Nip a Punitive Damages Claim in the Bud:
Procedural Issues Corporations Should Attack

October 16, 2020

Punitive damages in Florida are meant to punish a defendant for wrongful conduct and deter similar conduct in the future. Once a claim for punitive damages is injected into a case, the landscape of the litigation changes, opening the door to financial worth discovery and increasing the potential value of the claim. The game-changing nature of punitive damages claims highlights the importance of attacking these claims from all angles.

In Florida, a claimant seeking punitive damages must first seek the court’s leave to assert the claim. This step requires the claimant to comply with a pleading component and an evidentiary component. In other words, not only does the claimant have to present evidence demonstrating the defendant’s conduct warrants punitive damages, but the claimant must also comply with a number of pleading requirements, including filing an appropriate motion that attaches the appropriate pleadings, serving the evidence within a certain time period, and sufficiently stating a claim for punitive damages in the proposed pleading. See § 768.72(1), Fla. Stat.; Fla. R. Civ. P. 1.110(f).

Claimants who seek to assert punitive damages claims against corporations must also comply with a heightened pleading standard. Section 768.72(3) requires claimants to plead (and prove) the corporation actively and knowingly participated in the wrongful conduct; the officers, managers, or directors knowingly condoned, ratified, or consented to the conduct; or, the corporation engaged in the wrongful conduct. But corporations act only through individuals. Accordingly, the claimant must demonstrate some fault on the part of the corporation’s corporate officers, directors, or managers. See, e.g., Schropp v. Crown Eurocars, Inc., 654 So. 2d 1158 (Fla. 1995); Tallahassee Memorial Healthcare, Inc. v. Dukes, 272 So. 3d 824 (Fla. 1st DCA 2019).

A claimant who fails to make sufficient allegations of wrongdoing against a corporate officer, director, or manager fails to sufficiently state a claim for punitive damages against a corporation. See, e.g., Dukes, 272 So. 3d 824; Fetlar, LLC v. Suarez, 230 So. 3d 97 (Fla. 3d DCA 2017). Without these requisite allegations, the trial court would have no need to consider whether the claimant’s supporting evidence establishes a reasonable evidentiary basis for the recovery of punitive damages. In such case, the trial court should exercise its gatekeeping function and deny the request to add a claim for punitive damages.

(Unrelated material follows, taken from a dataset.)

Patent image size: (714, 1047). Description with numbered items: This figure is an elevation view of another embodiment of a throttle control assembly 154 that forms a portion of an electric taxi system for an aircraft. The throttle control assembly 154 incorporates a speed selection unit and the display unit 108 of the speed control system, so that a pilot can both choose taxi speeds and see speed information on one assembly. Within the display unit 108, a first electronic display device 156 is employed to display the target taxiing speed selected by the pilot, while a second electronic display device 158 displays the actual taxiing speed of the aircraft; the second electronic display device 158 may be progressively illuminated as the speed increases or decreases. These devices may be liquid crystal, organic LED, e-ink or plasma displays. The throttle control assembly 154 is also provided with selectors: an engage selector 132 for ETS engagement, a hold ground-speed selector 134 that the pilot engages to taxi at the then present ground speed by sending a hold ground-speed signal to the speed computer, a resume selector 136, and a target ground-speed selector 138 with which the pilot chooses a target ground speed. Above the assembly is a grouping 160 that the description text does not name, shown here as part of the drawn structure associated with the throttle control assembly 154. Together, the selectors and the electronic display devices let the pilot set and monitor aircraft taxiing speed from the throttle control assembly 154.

A trial court order that allows the addition of a punitive damages claim without an attendant finding of compliance with the requirements of the statute would depart from the essential requirements of law. These orders are subject to immediate appellate review to determine whether the procedural requirements of the punitive damages statute were complied with.

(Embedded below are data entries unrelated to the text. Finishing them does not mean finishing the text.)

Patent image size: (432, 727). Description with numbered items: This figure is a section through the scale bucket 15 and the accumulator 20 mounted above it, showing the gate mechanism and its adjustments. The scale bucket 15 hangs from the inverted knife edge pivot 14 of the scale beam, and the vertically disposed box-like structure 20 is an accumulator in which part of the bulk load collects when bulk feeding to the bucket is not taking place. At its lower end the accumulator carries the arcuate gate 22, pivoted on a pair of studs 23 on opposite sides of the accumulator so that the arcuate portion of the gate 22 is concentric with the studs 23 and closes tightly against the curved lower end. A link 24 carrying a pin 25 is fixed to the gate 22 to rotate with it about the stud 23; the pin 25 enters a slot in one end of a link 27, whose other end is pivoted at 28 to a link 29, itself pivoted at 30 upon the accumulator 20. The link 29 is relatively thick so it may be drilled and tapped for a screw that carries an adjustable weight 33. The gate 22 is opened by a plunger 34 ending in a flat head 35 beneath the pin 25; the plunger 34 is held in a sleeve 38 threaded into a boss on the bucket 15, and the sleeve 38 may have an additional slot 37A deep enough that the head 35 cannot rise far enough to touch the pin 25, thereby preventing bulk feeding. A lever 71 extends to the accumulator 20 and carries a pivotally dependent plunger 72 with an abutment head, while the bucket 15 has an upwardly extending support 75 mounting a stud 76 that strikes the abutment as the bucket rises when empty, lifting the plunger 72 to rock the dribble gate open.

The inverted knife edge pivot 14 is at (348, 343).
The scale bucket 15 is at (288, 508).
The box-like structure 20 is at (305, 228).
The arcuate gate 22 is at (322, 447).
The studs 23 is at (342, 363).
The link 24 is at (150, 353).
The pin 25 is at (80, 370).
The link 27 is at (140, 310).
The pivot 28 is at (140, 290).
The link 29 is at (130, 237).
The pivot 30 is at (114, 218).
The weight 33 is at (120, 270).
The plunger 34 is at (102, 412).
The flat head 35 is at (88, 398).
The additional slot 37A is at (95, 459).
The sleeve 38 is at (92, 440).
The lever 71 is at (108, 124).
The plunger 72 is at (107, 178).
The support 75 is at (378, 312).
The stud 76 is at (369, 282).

Therefore, in addition to attacking the sufficiency of the proffered evidence, defendants facing a motion to add a punitive damages claim should be sure to evaluate whether all procedural requirements of the punitive damages statute have been complied with. Corporate defendants in particular should attack any proposed punitive damages claim that does not correctly or sufficiently allege wrongful conduct of corporate directors, officers, or managers. This strategy ensures any arguments attacking the procedural deficiencies of the proposed punitive damages claim are preserved for immediate appellate review.